Russ Ball’s name isn’t the one coming up in every vacant GM job hiring process, but there are other Green Bay Packers front office lieutenants popping up on the “must have” interviews list.
But as Tom Silverstein first reported (and later echoed by Sports Illustrated), Ball appears to be the front-runner for the open GM job in Green Bay, a plan former GM Ted Thompson and Packers President Murk Murphy apparently hatched well in advance of this offseason.
If Ball’s place as the next Packers GM really is fait accompli, that would help explain Alonzo Highsmith’s departure from Green Bay before even interviewing for the job, despite being on the NFL’s GM watch list of candidates.
As Silverstein notes, just because a great team manager suggests a candidate is the right choice to be his successor doesn’t mean he’s right about that. Ron Wolf deemed Mike Sherman a capable personnel man, something Sherman proved quickly he was not. In other words, just because Thompson likes Ball, doesn’t mean he’s the right man for the job.
But the calculation here for the Packers must be broader than which guy Thompson likes.
It’s not only possible, but likely that guys like Eliot Wolf and Brian Gutekunst believe themselves to be GM-in-waiting. If the Packers hire Ball, a man with no direct personnel experience, they not only risk losing their top evaluators, but will be left with a GM who isn’t, himself, an evaluator.
Ball’s reputation as a shrewd negotiator and smart administrator shouldn’t go unmentioned. John Schneider might be the best talent evaluator in the league, but the Seahawks have been facing a looming cap bubble.
Part of John Dorsey’s exit in Kansas City likely had to do with his inability to manage the cap, as he reportedly didn’t even have much interest in dealing with that side of the front office role.
Both men are extraordinary are identifying talent, but it’s the Packers, with the help of Ball, who have managed the cap as well as any team in football over Thompson’s tenure in Green Bay.
It’s not a throw-away skill.
But here’s where the rubber meets 1265 Lombardi for the Packers: if they promote Ball, Wolf and Gutekunst both likely leave within a year or two, leaving the cupboard bare in the Green Bay front office and a head man without a personnel background.
If they promote Wolf/Gutekunst, it’s likely the other will make his exit. However, the Packers would likely also be able to retain Ball who, as I mentioned earlier, isn’t a hot GM candidate and who, without a background as a scout, isn’t likely to become one.
The decision comes down to whichever skillset the Packers deem most valuable. If they view the scouting aspect as more replaceable — Green Bay has the most consistent scouting infrastructure in the sport — they could believe Ball makes the most sense.
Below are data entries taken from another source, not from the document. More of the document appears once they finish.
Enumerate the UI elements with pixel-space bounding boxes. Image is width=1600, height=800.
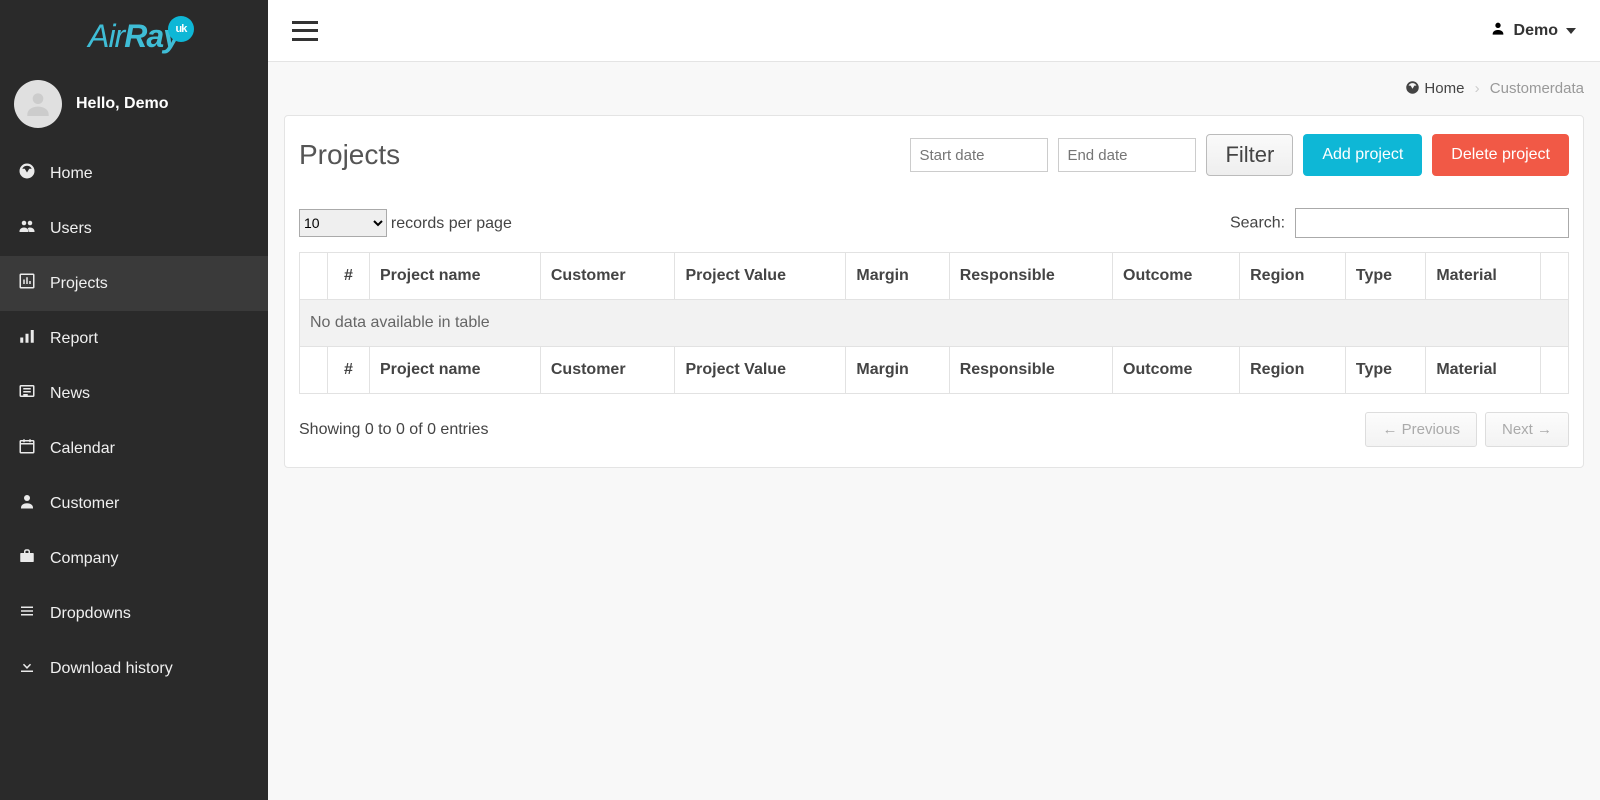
search-label: Search:: [1230, 215, 1285, 232]
sidebar-nav: Home Users Projects Report News Calendar…: [0, 146, 268, 696]
sidebar-item-download-history[interactable]: Download history: [0, 641, 268, 696]
start-date-input[interactable]: [910, 138, 1048, 172]
table-footer: Outcome: [1113, 347, 1240, 394]
main-content: Home › Customerdata Projects Filter Add …: [268, 62, 1600, 484]
search-control: Search:: [1230, 208, 1569, 238]
sidebar-item-label: Home: [50, 165, 93, 183]
sidebar-item-users[interactable]: Users: [0, 201, 268, 256]
sidebar-item-customer[interactable]: Customer: [0, 476, 268, 531]
table-footer: Type: [1345, 347, 1425, 394]
sidebar-item-label: Calendar: [50, 440, 115, 458]
breadcrumb: Home › Customerdata: [284, 62, 1584, 115]
table-footer: #: [328, 347, 370, 394]
delete-project-button[interactable]: Delete project: [1432, 134, 1569, 176]
table-footer: Margin: [846, 347, 949, 394]
sidebar-user-block: Hello, Demo: [0, 72, 268, 146]
table-empty-text: No data available in table: [300, 300, 1569, 347]
add-project-button[interactable]: Add project: [1303, 134, 1422, 176]
table-footer: Region: [1240, 347, 1346, 394]
calendar-icon: [18, 437, 36, 460]
table-info: Showing 0 to 0 of 0 entries: [299, 421, 488, 439]
table-header[interactable]: Responsible: [949, 253, 1112, 300]
signal-icon: [18, 327, 36, 350]
sidebar: AirRayuk Hello, Demo Home Users Projects…: [0, 0, 268, 800]
breadcrumb-current: Customerdata: [1490, 80, 1584, 97]
sidebar-item-label: Customer: [50, 495, 119, 513]
pagination: ← Previous Next →: [1365, 412, 1569, 447]
breadcrumb-separator: ›: [1469, 80, 1486, 97]
sidebar-item-label: Users: [50, 220, 92, 238]
sidebar-item-report[interactable]: Report: [0, 311, 268, 366]
sidebar-item-label: Report: [50, 330, 98, 348]
table-footer: Project Value: [675, 347, 846, 394]
table-header[interactable]: Customer: [540, 253, 675, 300]
sidebar-item-label: Projects: [50, 275, 108, 293]
topbar: Demo: [268, 0, 1600, 62]
table-header[interactable]: Margin: [846, 253, 949, 300]
user-icon: [1490, 20, 1506, 41]
brand-logo[interactable]: AirRayuk: [0, 0, 268, 72]
chevron-down-icon: [1566, 28, 1576, 34]
breadcrumb-home[interactable]: Home: [1405, 80, 1468, 97]
sidebar-item-calendar[interactable]: Calendar: [0, 421, 268, 476]
table-empty-row: No data available in table: [300, 300, 1569, 347]
breadcrumb-home-label: Home: [1424, 80, 1464, 97]
sidebar-item-label: Company: [50, 550, 118, 568]
dashboard-icon: [1405, 80, 1420, 95]
table-footer: Customer: [540, 347, 675, 394]
users-icon: [18, 217, 36, 240]
user-menu[interactable]: Demo: [1490, 20, 1576, 41]
sidebar-item-news[interactable]: News: [0, 366, 268, 421]
person-icon: [18, 492, 36, 515]
table-header-row: # Project name Customer Project Value Ma…: [300, 253, 1569, 300]
page-length-select[interactable]: 10: [299, 209, 387, 237]
sidebar-item-company[interactable]: Company: [0, 531, 268, 586]
table-footer: Material: [1426, 347, 1541, 394]
table-header[interactable]: Region: [1240, 253, 1346, 300]
table-footer: Project name: [370, 347, 541, 394]
page-length-label: records per page: [391, 215, 512, 232]
sidebar-item-home[interactable]: Home: [0, 146, 268, 201]
avatar[interactable]: [14, 80, 62, 128]
sidebar-item-label: Download history: [50, 660, 173, 678]
search-input[interactable]: [1295, 208, 1569, 238]
projects-panel: Projects Filter Add project Delete proje…: [284, 115, 1584, 468]
brand-badge: uk: [168, 16, 194, 42]
table-header[interactable]: Material: [1426, 253, 1541, 300]
table-header[interactable]: Project name: [370, 253, 541, 300]
download-icon: [18, 657, 36, 680]
sidebar-item-label: Dropdowns: [50, 605, 131, 623]
briefcase-icon: [18, 547, 36, 570]
barchart-icon: [18, 272, 36, 295]
user-menu-name: Demo: [1514, 22, 1558, 40]
table-header[interactable]: Project Value: [675, 253, 846, 300]
menu-toggle-icon[interactable]: [292, 21, 318, 41]
next-page-button[interactable]: Next →: [1485, 412, 1569, 447]
dashboard-icon: [18, 162, 36, 185]
prev-page-button[interactable]: ← Previous: [1365, 412, 1477, 447]
page-actions: Filter Add project Delete project: [910, 134, 1569, 176]
projects-table: # Project name Customer Project Value Ma…: [299, 252, 1569, 394]
sidebar-item-dropdowns[interactable]: Dropdowns: [0, 586, 268, 641]
page-title: Projects: [299, 139, 400, 171]
table-header[interactable]: Outcome: [1113, 253, 1240, 300]
table-header[interactable]: [1541, 253, 1569, 300]
table-header[interactable]: #: [328, 253, 370, 300]
table-header[interactable]: [300, 253, 328, 300]
page-length-control: 10 records per page: [299, 209, 512, 237]
table-footer: [300, 347, 328, 394]
sidebar-item-projects[interactable]: Projects: [0, 256, 268, 311]
news-icon: [18, 382, 36, 405]
table-footer: [1541, 347, 1569, 394]
user-greeting: Hello, Demo: [76, 95, 168, 113]
filter-button[interactable]: Filter: [1206, 134, 1293, 176]
list-icon: [18, 602, 36, 625]
table-footer: Responsible: [949, 347, 1112, 394]
table-header[interactable]: Type: [1345, 253, 1425, 300]
table-footer-row: # Project name Customer Project Value Ma…: [300, 347, 1569, 394]
sidebar-item-label: News: [50, 385, 90, 403]
end-date-input[interactable]: [1058, 138, 1196, 172]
That doesn’t come without its own inherent risk. When the top lieutenants to Ted Thompson left, at the very least, the team still had Thompson’s superlative instincts to fall back on. Relying on a new GM without those skills — at least that we know of — would mean also relying on him to keep the front office stocked with ultra-talented scouts and evaluators, which adds a layer of risk that wouldn’t exist should they pick a former scout for the head post.
Michael Cohen reported last offseason that Ball was trying to add talent evaluation and scouting to his repertoire by sitting in on scouting meetings.
But it’s lines like this one from Cohen’s story that really pop:
The idea of Ball as a general manager is one that surfaced repeatedly during the reporting of this story. A number of former coaches believed he has earned the opportunity, and roughly 80% of the agents interviewed by the Journal Sentinel agreed.
Perhaps, Ball’s status as a respected figure around the league has been obscured by his ... well, obscurity.
Perhaps Ball is the straw the stirs the drink in the Packers front office and even just a competent set of scouts set up Green Bay well for the future because Ball is a tireless worker and as respected a financial mind as there is in the business.
But that is part of the calculation here.
Is there a greater risk of leaving him standing around with no experienced personnel people, or of being able to keep him should Wolf/Gutekunst get the head job?
We can’t know the answer. That’s what Mark Murphy has to figure out.
Furthermore, we don’t know if any of these three perceived quality candidates will be as good as Ted Thompson, who we do know for sure is good at his job. Picking any of them represents risk. From the outside, there’s no way to assess who would be the best fit at the position. We don’t know if Wolf should be the pick over Gutekunst, or if the Packers have a stable of rising star scouts to fill their spots should they move on.
It’s worth noting the only front office man’s job credentials we can assess outside of Thompson is Ball, and his success can’t be understated. Green Bay consistently pays under market for their players and has managed the cap exceedingly well.
We know Ball can handle that part of the job.
Is that enough to risk losing well thought of talent evaluators? It’s a question only Mark Murphy can answer, because he’s the only one with enough information to answer it.